A READER hurrying through Glasgow's Central Station this week was stopped by a man – Yorkshireman, judging by his accent – who took her by surprise by asking if he could pee on the train.
She mumbled something about one or two of the trains having their own toilets, and hurried past him. But the strange look he gave her troubled her until she finally worked out that the poor chap was merely asking if it was possible to purchase a ticket on board rather than queue up at the ticket office.
DADS who think they are funny, continued.

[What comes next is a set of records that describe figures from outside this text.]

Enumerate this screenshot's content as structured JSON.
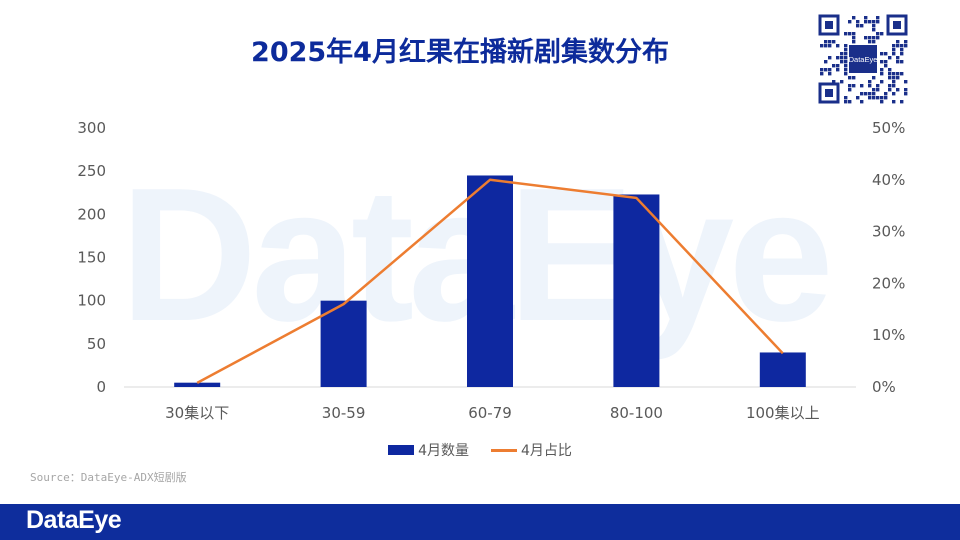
{
  "title": "2025年4月红果在播新剧集数分布",
  "watermark_text": "DataEye",
  "qr_logo_text": "DataEye",
  "source": "Source：DataEye-ADX短剧版",
  "footer_logo": "DataEye",
  "colors": {
    "title": "#0d2b9b",
    "bar": "#0e28a0",
    "line": "#ed7d31",
    "footer": "#0e2d9c"
  },
  "chart_data": {
    "type": "bar",
    "categories": [
      "30集以下",
      "30-59",
      "60-79",
      "80-100",
      "100集以上"
    ],
    "series": [
      {
        "name": "4月数量",
        "type": "bar",
        "axis": "left",
        "values": [
          5,
          100,
          245,
          223,
          40
        ]
      },
      {
        "name": "4月占比",
        "type": "line",
        "axis": "right",
        "values": [
          0.8,
          16,
          40,
          36.5,
          6.5
        ]
      }
    ],
    "y_left": {
      "ylim": [
        0,
        300
      ],
      "ticks": [
        "0",
        "50",
        "100",
        "150",
        "200",
        "250",
        "300"
      ]
    },
    "y_right": {
      "ylim": [
        0,
        50
      ],
      "ticks": [
        "0%",
        "10%",
        "20%",
        "30%",
        "40%",
        "50%"
      ]
    },
    "grid": false,
    "legend_position": "bottom"
  }
}
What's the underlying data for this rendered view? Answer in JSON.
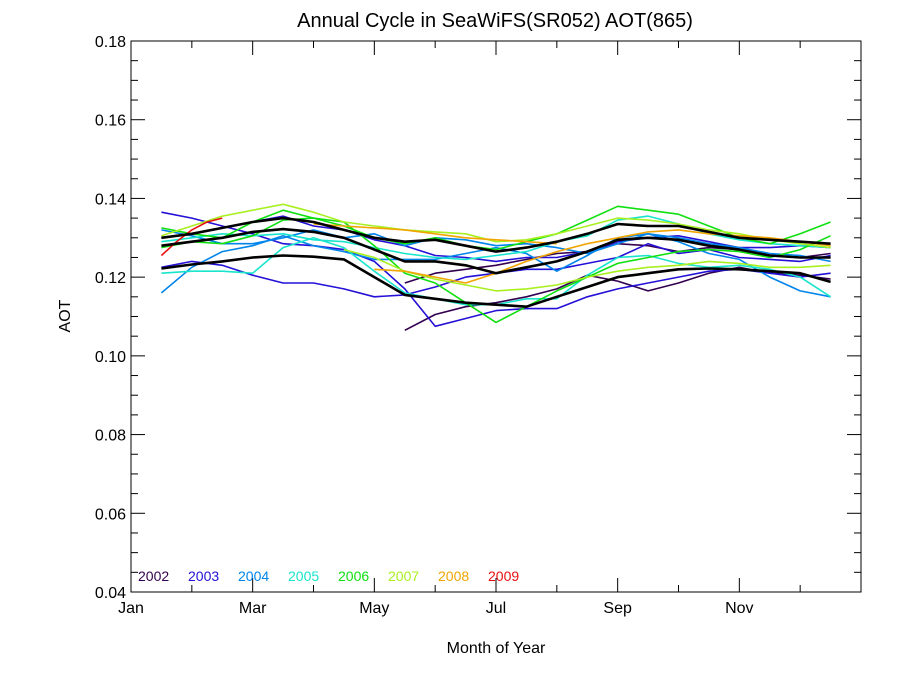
{
  "chart_data": {
    "type": "line",
    "title": "Annual Cycle in SeaWiFS(SR052) AOT(865)",
    "xlabel": "Month of Year",
    "ylabel": "AOT",
    "xlim": [
      1,
      13
    ],
    "ylim": [
      0.04,
      0.18
    ],
    "x_tick_labels": [
      {
        "value": 1,
        "label": "Jan"
      },
      {
        "value": 3,
        "label": "Mar"
      },
      {
        "value": 5,
        "label": "May"
      },
      {
        "value": 7,
        "label": "Jul"
      },
      {
        "value": 9,
        "label": "Sep"
      },
      {
        "value": 11,
        "label": "Nov"
      }
    ],
    "y_ticks": [
      0.04,
      0.06,
      0.08,
      0.1,
      0.12,
      0.14,
      0.16,
      0.18
    ],
    "y_tick_labels": [
      "0.04",
      "0.06",
      "0.08",
      "0.10",
      "0.12",
      "0.14",
      "0.16",
      "0.18"
    ],
    "legend_placement": "bottom-left",
    "series": [
      {
        "name": "2002",
        "color": "#330050",
        "lines": [
          {
            "x": [
              5.5,
              6.0,
              6.5,
              7.0,
              7.5,
              8.0,
              8.5,
              9.0,
              9.5,
              10.0,
              10.5,
              11.0,
              11.5,
              12.0,
              12.5
            ],
            "y": [
              0.1065,
              0.1105,
              0.1125,
              0.1135,
              0.115,
              0.117,
              0.1205,
              0.119,
              0.1165,
              0.1185,
              0.121,
              0.1225,
              0.121,
              0.1205,
              0.1195
            ]
          },
          {
            "x": [
              5.5,
              6.0,
              6.5,
              7.0,
              7.5,
              8.0,
              8.5,
              9.0,
              9.5,
              10.0,
              10.5,
              11.0,
              11.5,
              12.0,
              12.5
            ],
            "y": [
              0.1185,
              0.121,
              0.122,
              0.123,
              0.1245,
              0.126,
              0.1265,
              0.1285,
              0.128,
              0.1265,
              0.1275,
              0.127,
              0.1255,
              0.125,
              0.126
            ]
          }
        ]
      },
      {
        "name": "2003",
        "color": "#2410D6",
        "lines": [
          {
            "x": [
              1.5,
              2.0,
              2.5,
              3.0,
              3.5,
              4.0,
              4.5,
              5.0,
              5.5,
              6.0,
              6.5,
              7.0,
              7.5,
              8.0,
              8.5,
              9.0,
              9.5,
              10.0,
              10.5,
              11.0,
              11.5,
              12.0,
              12.5
            ],
            "y": [
              0.1365,
              0.135,
              0.133,
              0.131,
              0.1285,
              0.128,
              0.127,
              0.124,
              0.117,
              0.1075,
              0.1095,
              0.1115,
              0.112,
              0.112,
              0.115,
              0.117,
              0.1185,
              0.12,
              0.1215,
              0.122,
              0.121,
              0.12,
              0.121
            ]
          },
          {
            "x": [
              1.5,
              2.0,
              2.5,
              3.0,
              3.5,
              4.0,
              4.5,
              5.0,
              5.5,
              6.0,
              6.5,
              7.0,
              7.5,
              8.0,
              8.5,
              9.0,
              9.5,
              10.0,
              10.5,
              11.0,
              11.5,
              12.0,
              12.5
            ],
            "y": [
              0.1225,
              0.124,
              0.123,
              0.1205,
              0.1185,
              0.1185,
              0.117,
              0.115,
              0.1155,
              0.1175,
              0.12,
              0.121,
              0.122,
              0.122,
              0.1235,
              0.125,
              0.1285,
              0.126,
              0.127,
              0.125,
              0.1245,
              0.124,
              0.1255
            ]
          },
          {
            "x": [
              1.5,
              2.0,
              2.5,
              3.0,
              3.5,
              4.0,
              4.5,
              5.0,
              5.5,
              6.0,
              6.5,
              7.0,
              7.5,
              8.0,
              8.5,
              9.0,
              9.5,
              10.0,
              10.5,
              11.0,
              11.5,
              12.0,
              12.5
            ],
            "y": [
              0.13,
              0.131,
              0.1325,
              0.134,
              0.1355,
              0.133,
              0.132,
              0.1295,
              0.128,
              0.1255,
              0.125,
              0.124,
              0.125,
              0.125,
              0.1265,
              0.129,
              0.13,
              0.1305,
              0.129,
              0.1275,
              0.1275,
              0.128,
              0.1275
            ]
          }
        ]
      },
      {
        "name": "2004",
        "color": "#0085EA",
        "lines": [
          {
            "x": [
              1.5,
              2.0,
              2.5,
              3.0,
              3.5,
              4.0,
              4.5,
              5.0,
              5.5,
              6.0,
              6.5,
              7.0,
              7.5,
              8.0,
              8.5,
              9.0,
              9.5,
              10.0,
              10.5,
              11.0,
              11.5,
              12.0,
              12.5
            ],
            "y": [
              0.116,
              0.1225,
              0.1265,
              0.128,
              0.1305,
              0.128,
              0.1265,
              0.1245,
              0.1245,
              0.1245,
              0.126,
              0.1275,
              0.126,
              0.1215,
              0.1255,
              0.13,
              0.131,
              0.129,
              0.126,
              0.1245,
              0.12,
              0.1165,
              0.115
            ]
          },
          {
            "x": [
              1.5,
              2.0,
              2.5,
              3.0,
              3.5,
              4.0,
              4.5,
              5.0,
              5.5,
              6.0,
              6.5,
              7.0,
              7.5,
              8.0,
              8.5,
              9.0,
              9.5,
              10.0,
              10.5,
              11.0,
              11.5,
              12.0,
              12.5
            ],
            "y": [
              0.132,
              0.1305,
              0.1285,
              0.1285,
              0.13,
              0.132,
              0.13,
              0.131,
              0.128,
              0.13,
              0.1295,
              0.128,
              0.1285,
              0.1275,
              0.126,
              0.1285,
              0.131,
              0.13,
              0.1285,
              0.1275,
              0.126,
              0.1255,
              0.124
            ]
          }
        ]
      },
      {
        "name": "2005",
        "color": "#18E5CC",
        "lines": [
          {
            "x": [
              1.5,
              2.0,
              2.5,
              3.0,
              3.5,
              4.0,
              4.5,
              5.0,
              5.5,
              6.0,
              6.5,
              7.0,
              7.5,
              8.0,
              8.5,
              9.0,
              9.5,
              10.0,
              10.5,
              11.0,
              11.5,
              12.0,
              12.5
            ],
            "y": [
              0.121,
              0.1215,
              0.1215,
              0.121,
              0.1275,
              0.13,
              0.1275,
              0.1215,
              0.116,
              0.1145,
              0.113,
              0.113,
              0.1145,
              0.1145,
              0.1205,
              0.125,
              0.1255,
              0.1235,
              0.1225,
              0.123,
              0.122,
              0.12,
              0.115
            ]
          },
          {
            "x": [
              1.5,
              2.0,
              2.5,
              3.0,
              3.5,
              4.0,
              4.5,
              5.0,
              5.5,
              6.0,
              6.5,
              7.0,
              7.5,
              8.0,
              8.5,
              9.0,
              9.5,
              10.0,
              10.5,
              11.0,
              11.5,
              12.0,
              12.5
            ],
            "y": [
              0.129,
              0.13,
              0.131,
              0.1305,
              0.131,
              0.1295,
              0.129,
              0.1275,
              0.126,
              0.125,
              0.1245,
              0.1255,
              0.1265,
              0.129,
              0.1305,
              0.1345,
              0.1355,
              0.1335,
              0.131,
              0.1295,
              0.1285,
              0.128,
              0.1275
            ]
          }
        ]
      },
      {
        "name": "2006",
        "color": "#10E010",
        "lines": [
          {
            "x": [
              1.5,
              2.0,
              2.5,
              3.0,
              3.5,
              4.0,
              4.5,
              5.0,
              5.5,
              6.0,
              6.5,
              7.0,
              7.5,
              8.0,
              8.5,
              9.0,
              9.5,
              10.0,
              10.5,
              11.0,
              11.5,
              12.0,
              12.5
            ],
            "y": [
              0.1275,
              0.129,
              0.1285,
              0.1305,
              0.1345,
              0.135,
              0.134,
              0.128,
              0.121,
              0.1185,
              0.1135,
              0.1085,
              0.1125,
              0.1165,
              0.12,
              0.1235,
              0.125,
              0.1265,
              0.127,
              0.1265,
              0.125,
              0.127,
              0.1305
            ]
          },
          {
            "x": [
              1.5,
              2.0,
              2.5,
              3.0,
              3.5,
              4.0,
              4.5,
              5.0,
              5.5,
              6.0,
              6.5,
              7.0,
              7.5,
              8.0,
              8.5,
              9.0,
              9.5,
              10.0,
              10.5,
              11.0,
              11.5,
              12.0,
              12.5
            ],
            "y": [
              0.1325,
              0.131,
              0.13,
              0.134,
              0.137,
              0.135,
              0.133,
              0.13,
              0.1285,
              0.13,
              0.128,
              0.127,
              0.129,
              0.131,
              0.1345,
              0.138,
              0.137,
              0.136,
              0.133,
              0.13,
              0.1285,
              0.131,
              0.134
            ]
          }
        ]
      },
      {
        "name": "2007",
        "color": "#A8F020",
        "lines": [
          {
            "x": [
              1.5,
              2.0,
              2.5,
              3.0,
              3.5,
              4.0,
              4.5,
              5.0,
              5.5,
              6.0,
              6.5,
              7.0,
              7.5,
              8.0,
              8.5,
              9.0,
              9.5,
              10.0,
              10.5,
              11.0,
              11.5,
              12.0,
              12.5
            ],
            "y": [
              0.1305,
              0.133,
              0.1355,
              0.137,
              0.1385,
              0.1365,
              0.134,
              0.133,
              0.132,
              0.1315,
              0.131,
              0.129,
              0.1295,
              0.131,
              0.133,
              0.135,
              0.1345,
              0.1335,
              0.132,
              0.131,
              0.1295,
              0.1285,
              0.1275
            ]
          },
          {
            "x": [
              4.5,
              5.0,
              5.5,
              6.0,
              6.5,
              7.0,
              7.5,
              8.0,
              8.5,
              9.0,
              9.5,
              10.0,
              10.5,
              11.0,
              11.5,
              12.0,
              12.5
            ],
            "y": [
              0.127,
              0.125,
              0.1215,
              0.1195,
              0.118,
              0.1165,
              0.117,
              0.118,
              0.12,
              0.1215,
              0.1225,
              0.123,
              0.124,
              0.1235,
              0.1225,
              0.1225,
              0.123
            ]
          }
        ]
      },
      {
        "name": "2008",
        "color": "#F0A500",
        "lines": [
          {
            "x": [
              5.0,
              5.5,
              6.0,
              6.5,
              7.0,
              7.5,
              8.0,
              8.5,
              9.0,
              9.5,
              10.0,
              10.5,
              11.0,
              11.5,
              12.0,
              12.5
            ],
            "y": [
              0.122,
              0.1215,
              0.12,
              0.1185,
              0.121,
              0.124,
              0.1265,
              0.1285,
              0.13,
              0.1315,
              0.132,
              0.131,
              0.1305,
              0.13,
              0.129,
              0.128
            ]
          },
          {
            "x": [
              4.0,
              4.5,
              5.0,
              5.5,
              6.0,
              6.5,
              7.0,
              7.5,
              8.0
            ],
            "y": [
              0.1335,
              0.133,
              0.1325,
              0.132,
              0.131,
              0.13,
              0.1295,
              0.129,
              0.1285
            ]
          }
        ]
      },
      {
        "name": "2009",
        "color": "#EA1010",
        "lines": [
          {
            "x": [
              1.5,
              1.75,
              2.0,
              2.25,
              2.5
            ],
            "y": [
              0.1255,
              0.129,
              0.132,
              0.134,
              0.135
            ]
          }
        ]
      },
      {
        "color": "#000000",
        "lines": [
          {
            "x": [
              1.5,
              2.0,
              2.5,
              3.0,
              3.5,
              4.0,
              4.5,
              5.0,
              5.5,
              6.0,
              6.5,
              7.0,
              7.5,
              8.0,
              8.5,
              9.0,
              9.5,
              10.0,
              10.5,
              11.0,
              11.5,
              12.0,
              12.5
            ],
            "y": [
              0.1222,
              0.1232,
              0.124,
              0.125,
              0.1255,
              0.1252,
              0.1245,
              0.12,
              0.1155,
              0.1145,
              0.1135,
              0.113,
              0.1125,
              0.115,
              0.1175,
              0.12,
              0.121,
              0.122,
              0.1222,
              0.122,
              0.1215,
              0.121,
              0.1188
            ]
          },
          {
            "x": [
              1.5,
              2.0,
              2.5,
              3.0,
              3.5,
              4.0,
              4.5,
              5.0,
              5.5,
              6.0,
              6.5,
              7.0,
              7.5,
              8.0,
              8.5,
              9.0,
              9.5,
              10.0,
              10.5,
              11.0,
              11.5,
              12.0,
              12.5
            ],
            "y": [
              0.128,
              0.129,
              0.13,
              0.1315,
              0.1322,
              0.1315,
              0.13,
              0.127,
              0.124,
              0.124,
              0.123,
              0.121,
              0.1225,
              0.124,
              0.1265,
              0.1295,
              0.13,
              0.1295,
              0.128,
              0.127,
              0.1255,
              0.125,
              0.125
            ]
          },
          {
            "x": [
              1.5,
              2.0,
              2.5,
              3.0,
              3.5,
              4.0,
              4.5,
              5.0,
              5.5,
              6.0,
              6.5,
              7.0,
              7.5,
              8.0,
              8.5,
              9.0,
              9.5,
              10.0,
              10.5,
              11.0,
              11.5,
              12.0,
              12.5
            ],
            "y": [
              0.13,
              0.131,
              0.1325,
              0.134,
              0.135,
              0.134,
              0.132,
              0.13,
              0.129,
              0.1295,
              0.128,
              0.1265,
              0.1275,
              0.129,
              0.131,
              0.1335,
              0.133,
              0.133,
              0.1315,
              0.13,
              0.1295,
              0.129,
              0.1285
            ]
          }
        ]
      }
    ]
  }
}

A south side girl wishing to sprinkle cheese on her spaghetti asked: "Where's the cheese grater?"
"Some would say France, others would say Cheddar in England," dad replied from the dinner table.
A LANARKSHIRE teacher tells us she is yearning for the school holidays after catching two pupils in her class passing a note between them.
She snatched it from them and said: "Do you want me to read this out to the whole of the class?"
She then read: "Dear teacher, you thought this was some terrible gossip."
A FINAL question from Cameron McPhail's new book The Scottish Nationality Test: Edinburgh's Princes Street is some 2500 yards long. If the economically-feasible distance between panhandlers is 100 yards, how many former bankers can make a living on this street?
The answer is: "Given the fees at Edinburgh private schools, no more than one."
THANKFULLY the Euro 2012 tournament has kept football fans' interest going over the summer break. But already it looks as though Greece are out of the tournament.
As one punter remarked in a Glasgow pub last night: "I hear the Greek authorities have already issued the players with cardboard signs for the hitch-hike home."
AND after trouble flared with Russian fans fighting in Poland, John Cochrane wonders: "What sanctions will the Russians get for their fans conduct? Sent to the naughty steppes?"
A real test
A READER travelling on the bus into Glasgow the other day heard a young girl tell her pal: "I don't think my driving instructor likes me."
She then explained: "When he asked me what do you do at a red light, I told him I usually checked my text messages."
It makes you ink...
"DO you know who I feel sorry for if Rangers have to use a new name after liquidation?" said a punter in Glasgow yesterday.
"All the punters having to go and get their tattoos changed."